Of special concern is the use of anabolic agents and steroid precursors in adolescents. Young users are considered particularly susceptible to potentially serious health problems during this physically and emotionally vulnerable period when their own hormonal cycles are changing. In females, anabolic agents have been associated with a number of adverse effects, some of which appear to be permanent even when drug use is stopped. Physicians should strongly discourage using these products.

World Athletics Gender Rules for Classifying Female Athletes

World Athletics 2018 Eligibility Regulations for Female Classification[1] imposes an upper hormonal limit for athletes wishing to compete in the female category in certain disciplines of international athletics competitions.

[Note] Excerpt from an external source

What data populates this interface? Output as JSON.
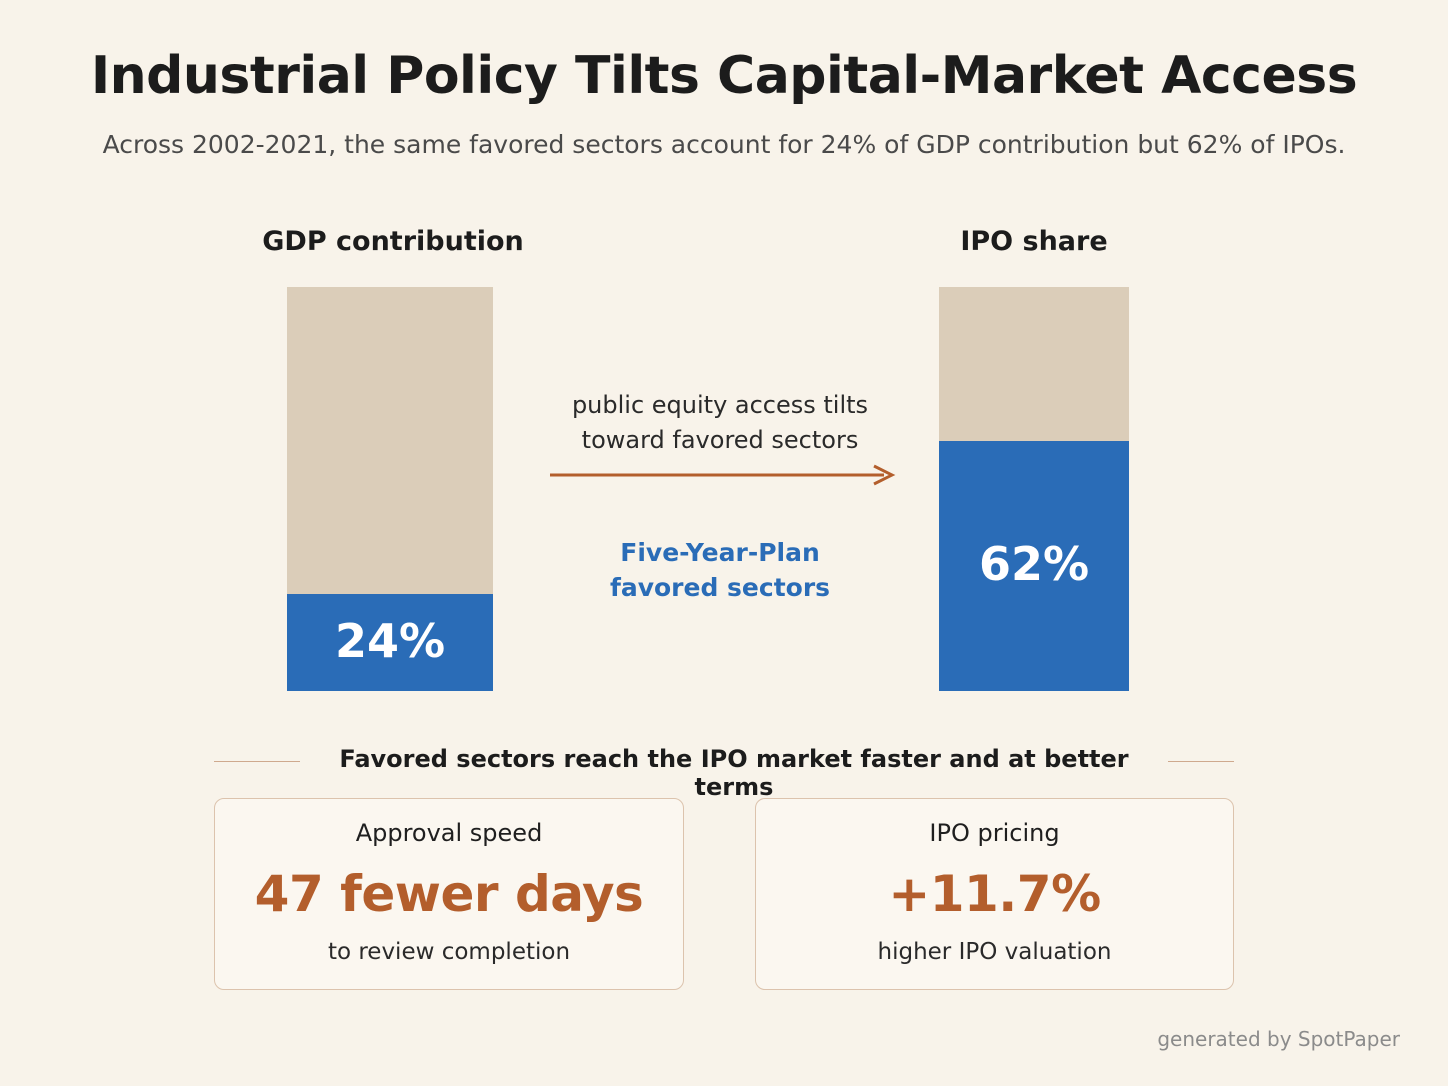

The WMA opposes World Athletics’ rules[2] requiring female athletes with differences in sex development to take drugs to reduce and maintain their natural level of blood testosterone in order to compete. The mere existence of a condition caused by a difference in sex development, in a person who has not expressed a desire to change that condition, does not constitute a medical indication for treatment. Medical treatment solely to alter athletic performance is unethical.

 

RECOMMENDATIONS

  1. Sports medicine physicians have an obligation and duty to respect and comply with the ethical standards of the medical profession.
  2. The sports medicine physician who cares for athletes has an ethical responsibility to recognize the special physical and mental demands placed upon athletes by their participation in athletic activities. The physician’s duty is to preserve the athlete’s mental and physical health and not solely to increase athletic performance.
  3. When the sports participant is a professional athlete and derives livelihood from that activity, the physician should understand the occupational health aspects involved.
  4. The sports physician should give his or her objective opinion about the athlete’s state of fitness clearly and precisely, leaving no doubt as to his or her conclusions.
  5. In all sporting events, it is the physician’s duty to decide whether the athlete is medically fit to compete in an event. This decision cannot be delegated to other non-physician professionals.
  6. In order to carry out his or her ethical obligations, the sports medicine physician’s authority must be fully recognized and upheld, particularly when it concerns the health and safety of the athlete. Concern for the athlete’s health and safety must override the interests of any third party.
  7. The sports medicine physician is obligated to uphold the ethical principles of the medical profession. This includes the right to privacy and respect for the confidential nature of the patient-physician relationship. These principles and obligations should be supported by an agreement between the sports medicine physician and the athletic organization involved.
  8. The sports medicine physician must oppose and refuse to administer any substance or condone any means or treatment method which is not in accordance with medical ethics and/or which might be harmful to the athlete using it. The physician must also inform athletes of potential health risks.
  9. The sports medicine physician should be invited to participate in the design and modification of a sport’s rules and regulations in order to protect the health and safety of athletes.
  10. The sports medicine physician, with patient consent, should work cooperatively with the patient’s personal physician, and keep him or her fully informed of the patient’s current condition.
  11. All physicians should recognize that the desire to enhance performance, appearance, and/or well-being is not limited to elite athletes. Amateur and recreational athletes, as well as adolescents, are also at risk of and subject to sociocultural pressures to misuse anabolic agents and performance enhancing drugs and methods. A harm-reduction approach with discussions focused on risks, harm minimization, prevention strategies, and health promotion is recommended.

 

[1] Specifically, Rule 2.3 of Competition Rule 3.6, “Eligibility Regulations for the Female Classification.”

[2] Specifically, Rule 2.3 of Competition Rule 3.6, “Eligibility Regulations for the Female Classification.”